For our model we chose to use: CatBoost, a recently open-sourced machine learning algorithm from Yandex. 

A reasonf for using Catboost is that it handles Categorical features automatically: We can use CatBoost without any explicit pre-processing to convert categories into numbers. CatBoost converts categorical values into numbers using various statistics on combinations of categorical features and combinations of categorical and numerical features. 

It also reduces the need for extensive hyper-parameter tuning and lower the chances of overfitting also which leads to more generalized models.

We use R2 as the statistic that will give some information about how good our model is.

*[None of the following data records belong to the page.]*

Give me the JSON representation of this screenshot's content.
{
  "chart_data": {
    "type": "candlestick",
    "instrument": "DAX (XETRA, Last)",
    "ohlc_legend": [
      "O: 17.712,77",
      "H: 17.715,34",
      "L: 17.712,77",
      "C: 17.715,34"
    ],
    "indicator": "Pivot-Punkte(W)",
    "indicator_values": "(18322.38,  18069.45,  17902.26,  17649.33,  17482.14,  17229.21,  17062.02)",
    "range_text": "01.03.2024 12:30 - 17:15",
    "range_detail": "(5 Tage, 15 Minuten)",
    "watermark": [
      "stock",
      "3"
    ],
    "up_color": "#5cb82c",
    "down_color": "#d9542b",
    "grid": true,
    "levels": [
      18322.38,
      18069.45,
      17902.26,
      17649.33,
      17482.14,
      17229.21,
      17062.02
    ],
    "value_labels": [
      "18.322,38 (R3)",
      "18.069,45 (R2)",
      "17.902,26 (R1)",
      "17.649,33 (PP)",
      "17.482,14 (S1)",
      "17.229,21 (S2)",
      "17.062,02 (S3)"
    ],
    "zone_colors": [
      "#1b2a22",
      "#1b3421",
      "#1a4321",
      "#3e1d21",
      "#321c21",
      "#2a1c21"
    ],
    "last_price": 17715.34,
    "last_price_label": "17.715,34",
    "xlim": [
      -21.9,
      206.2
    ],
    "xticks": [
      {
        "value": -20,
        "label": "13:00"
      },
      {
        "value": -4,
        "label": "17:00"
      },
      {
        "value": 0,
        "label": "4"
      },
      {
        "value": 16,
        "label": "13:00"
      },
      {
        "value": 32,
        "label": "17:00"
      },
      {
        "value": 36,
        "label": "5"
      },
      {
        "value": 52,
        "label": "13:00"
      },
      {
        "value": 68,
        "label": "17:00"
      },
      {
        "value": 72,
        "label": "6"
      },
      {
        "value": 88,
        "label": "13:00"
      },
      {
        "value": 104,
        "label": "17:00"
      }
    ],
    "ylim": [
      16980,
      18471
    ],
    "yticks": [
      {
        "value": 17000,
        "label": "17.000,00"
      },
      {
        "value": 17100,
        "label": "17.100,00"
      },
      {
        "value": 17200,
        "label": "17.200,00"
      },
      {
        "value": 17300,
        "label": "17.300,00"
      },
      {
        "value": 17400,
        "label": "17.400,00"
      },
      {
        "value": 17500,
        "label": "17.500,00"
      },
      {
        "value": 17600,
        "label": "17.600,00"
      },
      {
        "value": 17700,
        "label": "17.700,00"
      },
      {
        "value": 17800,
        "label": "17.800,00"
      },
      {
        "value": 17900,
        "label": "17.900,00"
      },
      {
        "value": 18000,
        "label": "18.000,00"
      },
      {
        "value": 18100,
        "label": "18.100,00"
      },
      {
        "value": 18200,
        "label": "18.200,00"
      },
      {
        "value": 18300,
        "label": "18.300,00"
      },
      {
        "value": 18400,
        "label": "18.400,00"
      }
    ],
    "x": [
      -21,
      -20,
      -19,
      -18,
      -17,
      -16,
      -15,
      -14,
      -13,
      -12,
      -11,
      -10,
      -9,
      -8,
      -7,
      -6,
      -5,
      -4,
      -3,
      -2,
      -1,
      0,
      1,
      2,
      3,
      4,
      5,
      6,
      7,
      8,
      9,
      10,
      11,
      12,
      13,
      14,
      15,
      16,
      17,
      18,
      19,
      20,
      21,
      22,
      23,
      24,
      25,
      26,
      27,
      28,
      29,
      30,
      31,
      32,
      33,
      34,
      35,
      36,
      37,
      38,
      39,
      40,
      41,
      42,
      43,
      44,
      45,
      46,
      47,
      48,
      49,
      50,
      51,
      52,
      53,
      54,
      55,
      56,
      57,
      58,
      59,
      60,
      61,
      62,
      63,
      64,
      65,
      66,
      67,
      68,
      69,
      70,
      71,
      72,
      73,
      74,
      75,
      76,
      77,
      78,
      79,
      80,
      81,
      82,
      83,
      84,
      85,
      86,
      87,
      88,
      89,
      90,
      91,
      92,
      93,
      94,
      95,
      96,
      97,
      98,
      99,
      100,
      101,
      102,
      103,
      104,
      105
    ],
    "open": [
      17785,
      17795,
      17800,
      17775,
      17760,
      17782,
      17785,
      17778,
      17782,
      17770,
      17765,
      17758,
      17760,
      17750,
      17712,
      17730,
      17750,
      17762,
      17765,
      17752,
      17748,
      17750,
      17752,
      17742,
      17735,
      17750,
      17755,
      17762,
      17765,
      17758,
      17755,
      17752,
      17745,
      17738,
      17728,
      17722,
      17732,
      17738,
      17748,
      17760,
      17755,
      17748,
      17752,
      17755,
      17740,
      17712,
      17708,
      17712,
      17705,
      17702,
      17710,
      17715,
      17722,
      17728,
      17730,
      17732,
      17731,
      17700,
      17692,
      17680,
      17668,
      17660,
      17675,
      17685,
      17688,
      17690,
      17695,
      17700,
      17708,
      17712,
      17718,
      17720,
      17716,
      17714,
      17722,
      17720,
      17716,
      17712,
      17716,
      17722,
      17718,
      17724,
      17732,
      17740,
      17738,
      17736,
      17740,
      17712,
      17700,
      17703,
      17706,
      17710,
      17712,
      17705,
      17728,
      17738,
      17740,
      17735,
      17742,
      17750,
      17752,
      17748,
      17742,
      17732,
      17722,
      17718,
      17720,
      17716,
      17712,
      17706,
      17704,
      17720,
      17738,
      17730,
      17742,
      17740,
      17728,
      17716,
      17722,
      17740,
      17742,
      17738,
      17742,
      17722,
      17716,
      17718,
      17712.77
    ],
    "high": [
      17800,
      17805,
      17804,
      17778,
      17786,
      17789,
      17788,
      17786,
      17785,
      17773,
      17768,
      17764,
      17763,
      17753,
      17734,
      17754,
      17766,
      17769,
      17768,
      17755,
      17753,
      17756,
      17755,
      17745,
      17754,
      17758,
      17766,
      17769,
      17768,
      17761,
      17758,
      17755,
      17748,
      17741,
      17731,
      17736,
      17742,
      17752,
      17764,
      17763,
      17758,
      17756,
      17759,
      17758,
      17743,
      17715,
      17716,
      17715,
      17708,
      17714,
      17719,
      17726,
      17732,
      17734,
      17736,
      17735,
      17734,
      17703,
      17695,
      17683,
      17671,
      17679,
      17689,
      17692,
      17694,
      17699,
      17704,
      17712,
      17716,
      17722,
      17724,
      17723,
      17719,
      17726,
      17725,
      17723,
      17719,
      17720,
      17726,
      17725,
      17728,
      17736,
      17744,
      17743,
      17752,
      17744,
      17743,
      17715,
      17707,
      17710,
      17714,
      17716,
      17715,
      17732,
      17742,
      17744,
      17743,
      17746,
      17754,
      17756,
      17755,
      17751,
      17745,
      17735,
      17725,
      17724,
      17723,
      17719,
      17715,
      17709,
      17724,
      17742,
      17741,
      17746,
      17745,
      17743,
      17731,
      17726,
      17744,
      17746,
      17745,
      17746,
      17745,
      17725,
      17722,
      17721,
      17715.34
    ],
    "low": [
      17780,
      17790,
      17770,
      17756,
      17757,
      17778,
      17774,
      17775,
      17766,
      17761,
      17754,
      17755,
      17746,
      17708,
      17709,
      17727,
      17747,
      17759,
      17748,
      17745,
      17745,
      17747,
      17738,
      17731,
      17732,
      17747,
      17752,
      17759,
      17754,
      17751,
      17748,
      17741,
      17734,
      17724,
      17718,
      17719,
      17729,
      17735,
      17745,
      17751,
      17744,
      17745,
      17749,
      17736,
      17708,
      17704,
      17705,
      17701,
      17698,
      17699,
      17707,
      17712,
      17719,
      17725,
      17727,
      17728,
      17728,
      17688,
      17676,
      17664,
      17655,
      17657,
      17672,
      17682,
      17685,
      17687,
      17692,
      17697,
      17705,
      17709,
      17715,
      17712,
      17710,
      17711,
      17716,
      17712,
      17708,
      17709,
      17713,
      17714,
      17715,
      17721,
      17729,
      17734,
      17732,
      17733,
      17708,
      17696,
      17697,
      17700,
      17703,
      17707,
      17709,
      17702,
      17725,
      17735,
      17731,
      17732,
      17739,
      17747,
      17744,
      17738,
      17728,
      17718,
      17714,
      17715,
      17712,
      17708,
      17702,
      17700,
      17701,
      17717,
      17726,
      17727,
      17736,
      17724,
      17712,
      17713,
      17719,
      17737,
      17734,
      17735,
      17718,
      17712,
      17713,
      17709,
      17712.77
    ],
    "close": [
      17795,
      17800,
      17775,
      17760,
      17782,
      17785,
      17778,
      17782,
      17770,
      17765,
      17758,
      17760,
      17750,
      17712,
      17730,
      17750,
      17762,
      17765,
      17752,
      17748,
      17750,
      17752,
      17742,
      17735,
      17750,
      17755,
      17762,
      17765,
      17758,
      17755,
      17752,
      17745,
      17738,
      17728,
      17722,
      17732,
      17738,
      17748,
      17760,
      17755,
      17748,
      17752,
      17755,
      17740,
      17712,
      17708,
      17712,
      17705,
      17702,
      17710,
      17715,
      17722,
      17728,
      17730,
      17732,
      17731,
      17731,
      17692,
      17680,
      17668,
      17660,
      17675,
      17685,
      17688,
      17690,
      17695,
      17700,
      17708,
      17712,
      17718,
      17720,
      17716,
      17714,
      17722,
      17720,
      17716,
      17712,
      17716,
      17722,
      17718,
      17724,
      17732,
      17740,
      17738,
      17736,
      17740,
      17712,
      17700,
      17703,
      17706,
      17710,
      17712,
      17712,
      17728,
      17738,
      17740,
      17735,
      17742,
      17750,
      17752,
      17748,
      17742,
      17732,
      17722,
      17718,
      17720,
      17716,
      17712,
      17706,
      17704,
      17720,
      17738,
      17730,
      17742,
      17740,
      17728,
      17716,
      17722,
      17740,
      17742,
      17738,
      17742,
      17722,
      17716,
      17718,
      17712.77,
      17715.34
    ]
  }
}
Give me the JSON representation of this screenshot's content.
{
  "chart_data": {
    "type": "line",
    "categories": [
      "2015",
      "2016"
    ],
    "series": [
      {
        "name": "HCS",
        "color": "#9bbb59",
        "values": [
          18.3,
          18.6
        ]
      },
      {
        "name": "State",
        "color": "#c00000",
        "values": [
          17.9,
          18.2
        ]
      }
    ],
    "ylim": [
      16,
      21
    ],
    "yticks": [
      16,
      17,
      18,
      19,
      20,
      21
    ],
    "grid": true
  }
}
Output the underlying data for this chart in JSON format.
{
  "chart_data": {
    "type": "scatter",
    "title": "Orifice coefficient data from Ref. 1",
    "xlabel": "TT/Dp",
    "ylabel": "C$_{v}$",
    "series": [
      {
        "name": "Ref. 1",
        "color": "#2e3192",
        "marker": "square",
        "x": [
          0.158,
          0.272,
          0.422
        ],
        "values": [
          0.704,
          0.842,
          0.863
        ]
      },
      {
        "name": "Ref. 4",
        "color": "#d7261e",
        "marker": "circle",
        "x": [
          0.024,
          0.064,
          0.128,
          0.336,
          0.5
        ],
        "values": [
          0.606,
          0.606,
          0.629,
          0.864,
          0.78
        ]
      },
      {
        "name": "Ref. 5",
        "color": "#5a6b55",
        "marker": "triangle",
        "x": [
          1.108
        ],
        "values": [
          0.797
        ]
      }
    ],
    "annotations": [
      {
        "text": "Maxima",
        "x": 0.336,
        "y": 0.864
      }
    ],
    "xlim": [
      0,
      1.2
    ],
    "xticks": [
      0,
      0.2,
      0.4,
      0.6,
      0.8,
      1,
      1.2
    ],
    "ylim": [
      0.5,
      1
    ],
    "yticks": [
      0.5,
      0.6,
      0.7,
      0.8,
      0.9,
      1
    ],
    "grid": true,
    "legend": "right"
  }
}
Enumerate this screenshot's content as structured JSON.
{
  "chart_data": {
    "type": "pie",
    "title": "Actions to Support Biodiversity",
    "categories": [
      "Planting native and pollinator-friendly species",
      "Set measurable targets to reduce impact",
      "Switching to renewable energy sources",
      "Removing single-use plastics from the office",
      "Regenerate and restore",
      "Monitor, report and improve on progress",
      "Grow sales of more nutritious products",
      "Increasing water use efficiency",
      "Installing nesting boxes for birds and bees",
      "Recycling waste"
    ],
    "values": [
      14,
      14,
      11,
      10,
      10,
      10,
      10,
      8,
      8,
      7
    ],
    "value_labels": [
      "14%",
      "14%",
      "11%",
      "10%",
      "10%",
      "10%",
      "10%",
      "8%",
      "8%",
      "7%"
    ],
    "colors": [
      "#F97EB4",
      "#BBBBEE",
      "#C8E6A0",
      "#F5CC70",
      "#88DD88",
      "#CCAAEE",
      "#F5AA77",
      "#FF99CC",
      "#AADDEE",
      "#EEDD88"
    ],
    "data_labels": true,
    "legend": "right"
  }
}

In regression, the R2 coefficient of determination shows how well the regression predictions approximate the real data points. 

In [None]:
from catboost import CatBoostRegressor
from xgboost.sklearn import XGBRegressor
from sklearn.model_selection import cross_val_score,KFold
import numpy as np
from sklearn.pipeline import make_pipeline
from sklearn import preprocessing
from  sklearn.model_selection import RandomizedSearchCV,train_test_split
from sklearn.ensemble import GradientBoostingRegressor
from sklearn.base import BaseEstimator, TransformerMixin, RegressorMixin, clone

In [None]:
cb = CatBoostRegressor(iterations=500, learning_rate=0.05, 
                       loss_function='MAE',eval_metric='MAE', 
                       depth = 15, use_best_model=True, od_type="Iter", 
                       od_wait=20)

In [None]:
xgb = XGBRegressor(learning_rate=.03,min_child_weight=4,
                 max_depth=10,subsample=.4,
                 n_estimators=500,n_jobs=-1)

In [None]:
GBoost = GradientBoostingRegressor(n_estimators=600, learning_rate=0.05,
                                   max_depth=4, max_features='auto',
                                   min_samples_leaf=15, min_samples_split=5, 
                                   loss='huber', random_state =5)

In [None]:
y = train['winPlacePerc']
train = train.drop(columns=['winPlacePerc','Id','groupId','matchId'],axis=1)
train= pd.get_dummies(train)

x_train,x_test,y_train,y_test=train_test_split(train,y,test_size=0.2)

xgb.fit(x_train,y_train)
cb.fit(x_train,y_train)
GBoost.fit(x_train,y_train)


pred1=xgb.predict(x_test)
pred2=cb.predict(x_test)
pred3=GBoost.predict(x_test)

stacked_predictions=np.column_stack((pred1,pred2,pred3))

meta_model=LinearRegression()
meta_model.fit(stacked_predictions,y_test)
final=meta_model.predict(y_train)

print('r2 score is:', r2_score(y_test,final))


92.93% accuracy, that's pretty good!